It may come as no surprise to you that Canada is currently the leading global financial hub for the mining industry. Canada consists of a huge amount of land -- the second largest country in the world in terms of land mass -- and under this land there lies an abundance of mineral resources. That being said, there's no way that Canadian land holds as much as three-quarters of the world's mineral deposits, and yet approximately 75% of the world's mining companies are based in Canada.
The Canadian influence on the global mining industry is impressive. In 2011, the Toronto Stock Exchange and Toronto Venture exchange (the primary market for mining companies), accounted for a total of 40% of global equity capital in mining. Canada has become a primary location for mining companies to set up their home bases and to make public offerings -– even companies with no intention of actually operating mines in Canada. There are multiple reasons why mining concerns are attracted to setting up in Canada, including:
- Due to Canadian law, the listing of mining companies and their compliance with regulations is easier and simpler than in other global financial centers such as New York and London.
- Canadian financial markets have a fairly open policy regarding foreign ownership of mines.
- Canada offers a stable legal system and access to free trade agreements, making it attractive to those wanting to establish mining activities in an environment with minimal regulations. Most of all, however, has been financing capabilities now available utilizing a 2004 Canadian law allowing for “metal streaming transactions.”
The Alternative of Metal Streaming
The past few years have been extremely challenging for the mining industry. Commodity prices have been contracting, yet the cost of doing business has remained high for explorers, developers, and producers alike. Add to this the continuing uncertainty of the global economy and increased difficulty in obtaining traditional types of financing through debt and equity markets.
Between the years 2009-2016, traditional (equity) financing granted to mining companies listed on the Toronto Stock Exchange or the TSX Venture Exchange, the primary market for mining companies, fell nearly 60%. This drop, from C$22.2 billion to C$9.3 billion, has made traditional mine operations much more difficult, especially for smaller mining concerns.

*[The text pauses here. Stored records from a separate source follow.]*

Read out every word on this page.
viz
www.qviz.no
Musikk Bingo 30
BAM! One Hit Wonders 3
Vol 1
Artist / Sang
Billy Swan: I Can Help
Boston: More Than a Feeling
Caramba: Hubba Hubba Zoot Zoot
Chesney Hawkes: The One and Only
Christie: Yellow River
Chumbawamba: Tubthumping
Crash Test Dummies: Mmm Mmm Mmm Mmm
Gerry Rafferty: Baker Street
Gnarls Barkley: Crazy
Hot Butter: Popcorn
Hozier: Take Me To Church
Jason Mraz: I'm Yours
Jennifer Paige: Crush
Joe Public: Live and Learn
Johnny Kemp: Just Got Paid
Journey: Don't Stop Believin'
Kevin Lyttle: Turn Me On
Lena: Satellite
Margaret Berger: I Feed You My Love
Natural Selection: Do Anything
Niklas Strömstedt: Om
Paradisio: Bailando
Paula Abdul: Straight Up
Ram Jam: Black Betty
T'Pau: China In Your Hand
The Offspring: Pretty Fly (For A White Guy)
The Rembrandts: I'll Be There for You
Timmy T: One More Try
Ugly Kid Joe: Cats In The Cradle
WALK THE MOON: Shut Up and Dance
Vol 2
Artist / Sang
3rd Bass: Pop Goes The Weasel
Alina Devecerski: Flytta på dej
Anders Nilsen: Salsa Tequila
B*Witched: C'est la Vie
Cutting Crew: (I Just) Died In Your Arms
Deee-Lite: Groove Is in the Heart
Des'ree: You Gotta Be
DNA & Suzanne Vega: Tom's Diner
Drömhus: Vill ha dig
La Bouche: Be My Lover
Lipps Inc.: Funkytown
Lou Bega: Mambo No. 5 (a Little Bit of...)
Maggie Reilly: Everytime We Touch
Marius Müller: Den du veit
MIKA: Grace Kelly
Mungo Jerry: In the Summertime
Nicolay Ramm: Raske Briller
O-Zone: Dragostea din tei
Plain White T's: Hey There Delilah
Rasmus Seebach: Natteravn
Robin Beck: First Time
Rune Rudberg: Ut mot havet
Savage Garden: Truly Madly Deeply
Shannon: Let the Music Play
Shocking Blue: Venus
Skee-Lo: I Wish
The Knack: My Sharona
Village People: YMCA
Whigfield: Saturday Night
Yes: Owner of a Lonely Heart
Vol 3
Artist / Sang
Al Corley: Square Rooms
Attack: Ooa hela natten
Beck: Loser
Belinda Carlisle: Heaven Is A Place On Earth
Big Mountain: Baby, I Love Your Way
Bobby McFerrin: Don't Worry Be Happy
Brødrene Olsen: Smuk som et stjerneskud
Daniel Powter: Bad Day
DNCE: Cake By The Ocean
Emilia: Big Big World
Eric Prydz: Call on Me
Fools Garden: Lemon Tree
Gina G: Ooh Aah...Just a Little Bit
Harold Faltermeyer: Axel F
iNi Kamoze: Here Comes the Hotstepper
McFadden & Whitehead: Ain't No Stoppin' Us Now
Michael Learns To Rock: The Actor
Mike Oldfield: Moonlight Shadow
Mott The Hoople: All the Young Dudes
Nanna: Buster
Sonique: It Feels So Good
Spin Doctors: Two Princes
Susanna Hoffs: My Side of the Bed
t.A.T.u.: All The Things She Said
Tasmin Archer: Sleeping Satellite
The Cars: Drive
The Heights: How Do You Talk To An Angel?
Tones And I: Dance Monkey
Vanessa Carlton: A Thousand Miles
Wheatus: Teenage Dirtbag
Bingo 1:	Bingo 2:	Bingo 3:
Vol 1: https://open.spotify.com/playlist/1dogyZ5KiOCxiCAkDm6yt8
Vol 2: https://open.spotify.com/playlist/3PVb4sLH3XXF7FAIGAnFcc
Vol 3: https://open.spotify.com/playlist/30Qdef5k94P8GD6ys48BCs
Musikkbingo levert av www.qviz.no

Opening a mine is expensive, with especially high up-front costs that may take decades to recoup. A metal streaming transaction makes access to the needed funding much easier to obtain does not require the mining company to incur debt, which could dilute their stock value. Here's how it works.
Nuts and Bolts of Metal Streaming
Simply stated, a metal stream is a financial arrangement whereby a mining company obtains upfront capital for use in upgrading an existing mine operation or for developing a new mine. It has no dilutive effect on shareholders and is not considered as debt. It's typically a long-term arrangement that exists between a mining company and a lender that consists of an agreement for the sale of future mineral product at a guaranteed price that will be discounted from the actual market price at the time of purchase.
In exchange for the right to make these discounted future purchases, the lender makes an upfront capital payment or series of payments. These payments represent a low-risk investment for the lender, unlike a more traditional third-party funding set-up. As metals are delivered from the mining company to the lender at the discounted prices agreed upon, the difference between the discounted price paid and the actual current market value of the delivered metals is subtracted from the original loan's value.
Advantages of Metal Streaming
The advantages of metal streaming transactions apply to both lenders and borrowers (mining companies). For the mining company, streaming affords a fairly fast and easy means for securing funding that's also non-dilutive in nature. It also allows a way to monetize future production value, which may not otherwise be reflected in the company's market share price. In addition, the mining company continues to retain the control over their operations and assets.
Streaming allows for Canadian mining companies to draw on the value of mining claims yet to be developed, unlike in other countries, such as the U.S., where start-up capital must be secured in a more traditional debt/equity manner.
For the investor (lender), metals streaming allows the avoidance of operational risks and enables the leveraging of future price increases in the metals bought at discount.
Who's Doing It?
Because metal streaming arrangements aren't considered debt, unlike loans, mining companies have been utilizing this means of financing as a way of paying off existing debt. Between 2015-2016, four big-name mining companies sold metal streaming agreements worth in excess of half a billion dollars on existing mines – Teck Resources, Glencore, Vale and Barrick Gold.